Arsen Gulistanyan, Vienna, Austria
The general dependence on Russia should hopefully reduce, but as for how effective the pipeline will be, this is still speculation and we can't say with absolute certainty. The Nabucco line though is still an ambitious project in my view, but not impossible. Let's just wait and see what time has to deliver.
Ashwin Karthik, Vienna, Austria
We should not be fully dependent on just one country or single source of energy, and this is a step towards remedying that. Considering Russia's strong opposition to the project, this project is special.
Giorgi Meladze, Tbilisi, Georgia
For sure, it is an historic project, having utmost importance for those depending on Russian gas supply. Nabucco is a serious blow for Russia. European countries will be more determined to demand Russia meets its obligations
Archil Maisuradze, Tbilisi, Georgia
Turkey is doing a lot for European interests, so I don't think it is right to keep Turkey outside of the European Union. How many European countries have done what Turkey has done for the rest of the European Union? I think Turkey should say enough is enough, and get out of any future partnerships with Europe. Europe doesn't deserve Turkey.
Logan, Moscow, Russia
For Britain and other Western states, Russia seems to be guilty of everything these days. The important thing about these three pipelines is that none of them goes through Ukraine, the real culprit, in my view, of the gas crisis of last winter.
T Payne, Serbia
It is an attempt by Turkey to strengthen its bid for EU membership. With the collaboration of Azerbaijan, Turkey will threaten the EU by cutting off the gas pipeline.

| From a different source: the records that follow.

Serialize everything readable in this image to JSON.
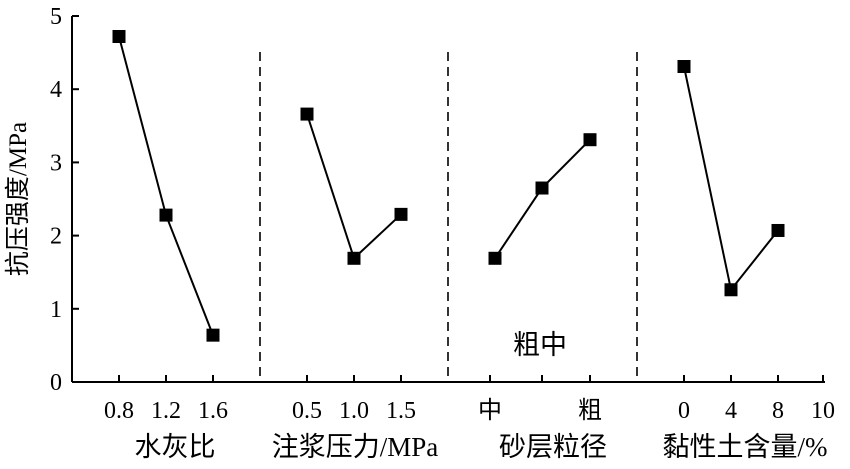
{
  "chart_data": {
    "type": "line",
    "title": "",
    "ylabel": "抗压强度/MPa",
    "ylim": [
      0,
      5
    ],
    "yticks": [
      0,
      1,
      2,
      3,
      4,
      5
    ],
    "grid": false,
    "legend": "none",
    "annotation": "粗中",
    "groups": [
      {
        "xlabel": "水灰比",
        "x": [
          0.8,
          1.2,
          1.6
        ],
        "tick_labels": [
          "0.8",
          "1.2",
          "1.6"
        ],
        "values": [
          4.72,
          2.28,
          0.64
        ]
      },
      {
        "xlabel": "注浆压力/MPa",
        "x": [
          0.5,
          1.0,
          1.5
        ],
        "tick_labels": [
          "0.5",
          "1.0",
          "1.5"
        ],
        "values": [
          3.66,
          1.69,
          2.29
        ]
      },
      {
        "xlabel": "砂层粒径",
        "x": [
          "中",
          "粗中",
          "粗"
        ],
        "tick_labels": [
          "中",
          "",
          "粗"
        ],
        "values": [
          1.69,
          2.65,
          3.31
        ]
      },
      {
        "xlabel": "黏性土含量/%",
        "x": [
          0,
          4,
          8
        ],
        "tick_labels": [
          "0",
          "4",
          "8",
          "10"
        ],
        "values": [
          4.31,
          1.26,
          2.07
        ]
      }
    ]
  }
}
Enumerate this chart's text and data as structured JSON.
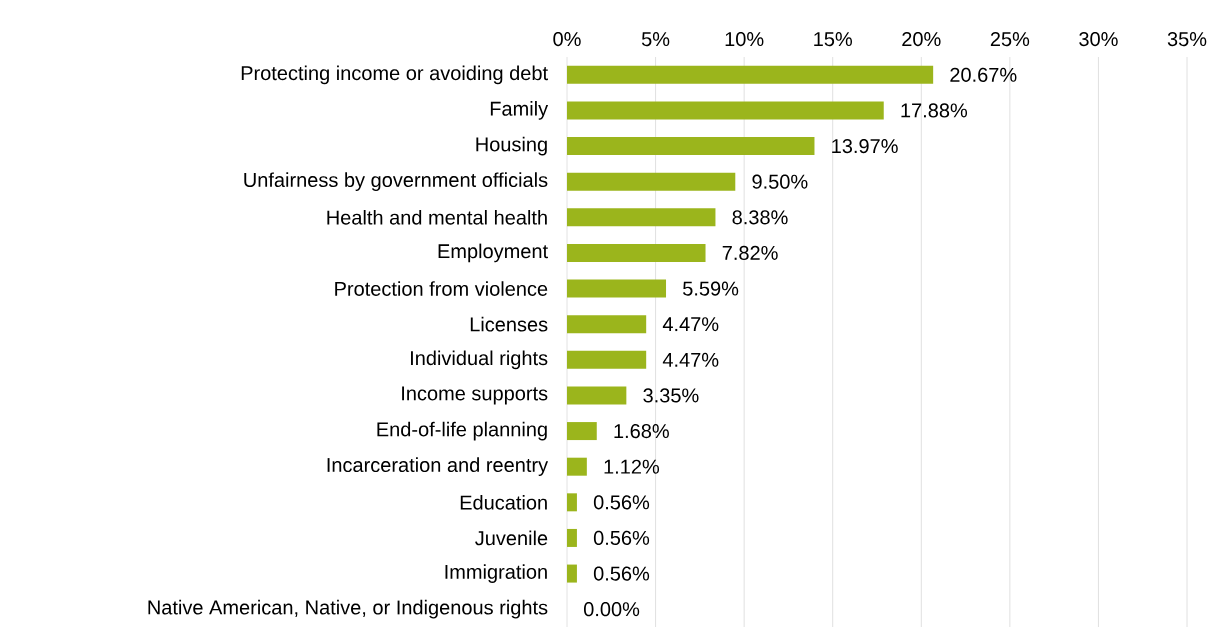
{
  "chart_data": {
    "type": "bar",
    "orientation": "horizontal",
    "categories": [
      "Protecting income or avoiding debt",
      "Family",
      "Housing",
      "Unfairness by government officials",
      "Health and mental health",
      "Employment",
      "Protection from violence",
      "Licenses",
      "Individual rights",
      "Income supports",
      "End-of-life planning",
      "Incarceration and reentry",
      "Education",
      "Juvenile",
      "Immigration",
      "Native American, Native, or Indigenous rights"
    ],
    "values": [
      20.67,
      17.88,
      13.97,
      9.5,
      8.38,
      7.82,
      5.59,
      4.47,
      4.47,
      3.35,
      1.68,
      1.12,
      0.56,
      0.56,
      0.56,
      0.0
    ],
    "value_labels": [
      "20.67%",
      "17.88%",
      "13.97%",
      "9.50%",
      "8.38%",
      "7.82%",
      "5.59%",
      "4.47%",
      "4.47%",
      "3.35%",
      "1.68%",
      "1.12%",
      "0.56%",
      "0.56%",
      "0.56%",
      "0.00%"
    ],
    "color": "#9bb51c",
    "xlim": [
      0,
      35
    ],
    "xticks": [
      {
        "value": 0,
        "label": "0%"
      },
      {
        "value": 5,
        "label": "5%"
      },
      {
        "value": 10,
        "label": "10%"
      },
      {
        "value": 15,
        "label": "15%"
      },
      {
        "value": 20,
        "label": "20%"
      },
      {
        "value": 25,
        "label": "25%"
      },
      {
        "value": 30,
        "label": "30%"
      },
      {
        "value": 35,
        "label": "35%"
      }
    ],
    "grid": "x"
  }
}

I wouldn't expect much to come of this project, because the source is Baku. The reserves there are variously reported to run out by the middle of the next decade, if not earlier. Besides which, the influence of the Kremlin is still rather strong in Azerbaijan, as Medvedev's visit and deal last week indicated. Expect to hear more from the South Stream project, or a Russia-trans-Black Sea-to-Turkey version of Nabucco, sidelining Ukraine and Georgia.
Nareg Seferian, Yerevan, Armenia
I think the Nabucco project is important for Europe and for Azerbaijan. It will strengthen Europe's relations with Azerbaijan and will make Europe less dependent on Russia.
Togrul, Baku, Azerbaijan
As an Azeri-Turk I would like to say it is a victory for Europe to reduce their independence on Russian gas, which has been used by Russia as a political hammer against European countries.
I work in the oil and gas industry and have worked on several projects relating to the Caspian region. This is an important development in the commercial development of Caspian Sea gas and will help demand from the gas pipeline recently built from the Caspian sea to the Turkish border with Georgia.